Why didn’t they do this sooner? That’s the question some embedded engineers designing with microcontrollers (MCUs) are asking about the idea of adding analog signal-chain components in MCUs. With today’s sophisticated semiconductor manufacturing methods and special designs, how hard could it be to put a batch of linear circuits right on the same chip with the processor and memory?
Embedded designers of sensing and measuring devices almost always have to use external analog circuits to condition sensor signals before they can be processed. Just a few of the typical signal-conditioning operations include amplification, filtering, noise mitigation, switching, and data conversion. Such circuitry often takes up more space in the final product than the microcontroller chip itself. Today, though, you can get some MCUs with analog circuits on-chip to fit almost any sensing application.
Some MCUs have had on-chip circuits that facilitate analog functions for years.
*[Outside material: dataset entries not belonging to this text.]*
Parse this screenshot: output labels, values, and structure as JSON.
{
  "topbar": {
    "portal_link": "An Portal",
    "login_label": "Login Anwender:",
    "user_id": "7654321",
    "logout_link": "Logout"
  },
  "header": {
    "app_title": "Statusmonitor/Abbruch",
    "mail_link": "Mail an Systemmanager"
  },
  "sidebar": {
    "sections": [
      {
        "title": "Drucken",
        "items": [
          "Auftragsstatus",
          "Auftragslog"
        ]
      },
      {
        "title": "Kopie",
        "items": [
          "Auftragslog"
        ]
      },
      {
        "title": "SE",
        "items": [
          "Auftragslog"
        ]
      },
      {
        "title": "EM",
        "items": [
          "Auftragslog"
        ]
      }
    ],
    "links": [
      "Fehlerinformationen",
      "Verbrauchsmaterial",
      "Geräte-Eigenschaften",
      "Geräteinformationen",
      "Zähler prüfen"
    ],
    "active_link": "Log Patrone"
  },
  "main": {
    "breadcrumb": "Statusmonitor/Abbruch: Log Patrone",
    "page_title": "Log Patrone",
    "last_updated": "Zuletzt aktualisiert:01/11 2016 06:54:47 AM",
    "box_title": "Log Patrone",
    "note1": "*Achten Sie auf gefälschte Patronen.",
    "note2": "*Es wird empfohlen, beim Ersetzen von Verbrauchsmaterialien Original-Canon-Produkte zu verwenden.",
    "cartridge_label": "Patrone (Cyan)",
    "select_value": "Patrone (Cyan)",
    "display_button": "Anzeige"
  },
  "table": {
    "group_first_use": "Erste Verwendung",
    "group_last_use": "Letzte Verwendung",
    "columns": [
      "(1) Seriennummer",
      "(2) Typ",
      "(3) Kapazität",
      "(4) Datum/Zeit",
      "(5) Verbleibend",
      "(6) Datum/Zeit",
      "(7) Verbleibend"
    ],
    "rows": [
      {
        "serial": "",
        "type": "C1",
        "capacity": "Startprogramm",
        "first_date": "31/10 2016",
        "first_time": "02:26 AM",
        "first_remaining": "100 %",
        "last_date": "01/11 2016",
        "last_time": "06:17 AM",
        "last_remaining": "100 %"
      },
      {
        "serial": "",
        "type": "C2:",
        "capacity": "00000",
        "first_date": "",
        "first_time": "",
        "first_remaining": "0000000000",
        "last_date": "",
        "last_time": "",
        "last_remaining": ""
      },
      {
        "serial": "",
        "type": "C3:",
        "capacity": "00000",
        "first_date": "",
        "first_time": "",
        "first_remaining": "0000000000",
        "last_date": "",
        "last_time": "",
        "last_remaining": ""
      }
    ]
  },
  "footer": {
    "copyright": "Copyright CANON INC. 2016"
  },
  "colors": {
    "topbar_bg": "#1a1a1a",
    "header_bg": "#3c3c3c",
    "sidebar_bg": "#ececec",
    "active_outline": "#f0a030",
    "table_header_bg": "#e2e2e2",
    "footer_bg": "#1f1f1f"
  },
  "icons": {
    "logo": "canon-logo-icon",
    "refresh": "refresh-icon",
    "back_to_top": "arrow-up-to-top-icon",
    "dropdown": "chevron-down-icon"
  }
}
These include an analog-to-digital converter (ADC), comparators, and pulse-width-modulation (PWM) capability. Now more integrated analog components are being incorporated in some MCU products.
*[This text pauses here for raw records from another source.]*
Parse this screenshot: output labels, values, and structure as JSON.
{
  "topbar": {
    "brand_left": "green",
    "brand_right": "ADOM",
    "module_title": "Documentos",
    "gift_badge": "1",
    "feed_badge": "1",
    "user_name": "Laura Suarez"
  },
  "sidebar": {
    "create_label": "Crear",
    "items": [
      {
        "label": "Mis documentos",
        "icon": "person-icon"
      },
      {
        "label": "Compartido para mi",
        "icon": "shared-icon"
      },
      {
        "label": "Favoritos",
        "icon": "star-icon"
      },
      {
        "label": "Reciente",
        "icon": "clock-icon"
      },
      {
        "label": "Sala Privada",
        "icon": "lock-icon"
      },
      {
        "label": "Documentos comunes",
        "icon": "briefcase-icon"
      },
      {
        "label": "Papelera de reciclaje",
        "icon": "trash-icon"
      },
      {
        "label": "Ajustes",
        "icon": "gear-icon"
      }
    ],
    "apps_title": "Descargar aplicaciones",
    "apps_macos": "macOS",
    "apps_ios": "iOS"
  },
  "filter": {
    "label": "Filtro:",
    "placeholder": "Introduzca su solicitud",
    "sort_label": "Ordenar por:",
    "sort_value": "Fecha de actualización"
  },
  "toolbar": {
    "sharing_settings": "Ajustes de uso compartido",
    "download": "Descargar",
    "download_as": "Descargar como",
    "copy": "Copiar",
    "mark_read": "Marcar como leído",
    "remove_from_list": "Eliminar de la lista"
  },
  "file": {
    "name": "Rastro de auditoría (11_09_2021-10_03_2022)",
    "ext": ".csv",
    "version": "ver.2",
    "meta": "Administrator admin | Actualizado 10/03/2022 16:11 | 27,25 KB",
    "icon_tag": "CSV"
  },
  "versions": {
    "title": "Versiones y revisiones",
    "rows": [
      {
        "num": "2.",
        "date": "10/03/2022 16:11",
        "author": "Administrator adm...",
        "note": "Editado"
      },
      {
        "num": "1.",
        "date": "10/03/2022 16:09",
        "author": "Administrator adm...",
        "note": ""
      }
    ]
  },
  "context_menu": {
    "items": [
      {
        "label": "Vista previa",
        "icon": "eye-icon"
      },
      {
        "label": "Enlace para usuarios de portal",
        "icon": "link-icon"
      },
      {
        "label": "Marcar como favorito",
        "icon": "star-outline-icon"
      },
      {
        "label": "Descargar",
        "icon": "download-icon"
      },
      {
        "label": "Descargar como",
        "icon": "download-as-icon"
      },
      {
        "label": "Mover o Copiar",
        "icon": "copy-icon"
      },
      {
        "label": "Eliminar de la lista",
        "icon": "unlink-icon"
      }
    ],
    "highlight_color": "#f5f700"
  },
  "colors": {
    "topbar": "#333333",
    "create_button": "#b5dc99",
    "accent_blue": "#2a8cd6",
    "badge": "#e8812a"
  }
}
One such example is the smart analog combo (SAC) modules from Texas Instruments. Each module consists of a flexible, programmable-gain op amp and a 12-bit digital-to-analog converter (DAC). Internal switches and multiplexers permit the op amp to be configured in multiple ways that may include inverting and non-inverting amplifiers, a follower, or transimpedance amplifier (TIA).
Figure 1 shows the SAC module. The op amp is a single-supply design that requires a bias voltage to center the output within the output voltage range available (2 to 3.6 V). An internal resistive feedback network allows you to select multiple fixed gain settings from 1 to 33. A power-mode selection feature permits a higher gain bandwidth and slew rate if low power consumption is not too much of a problem.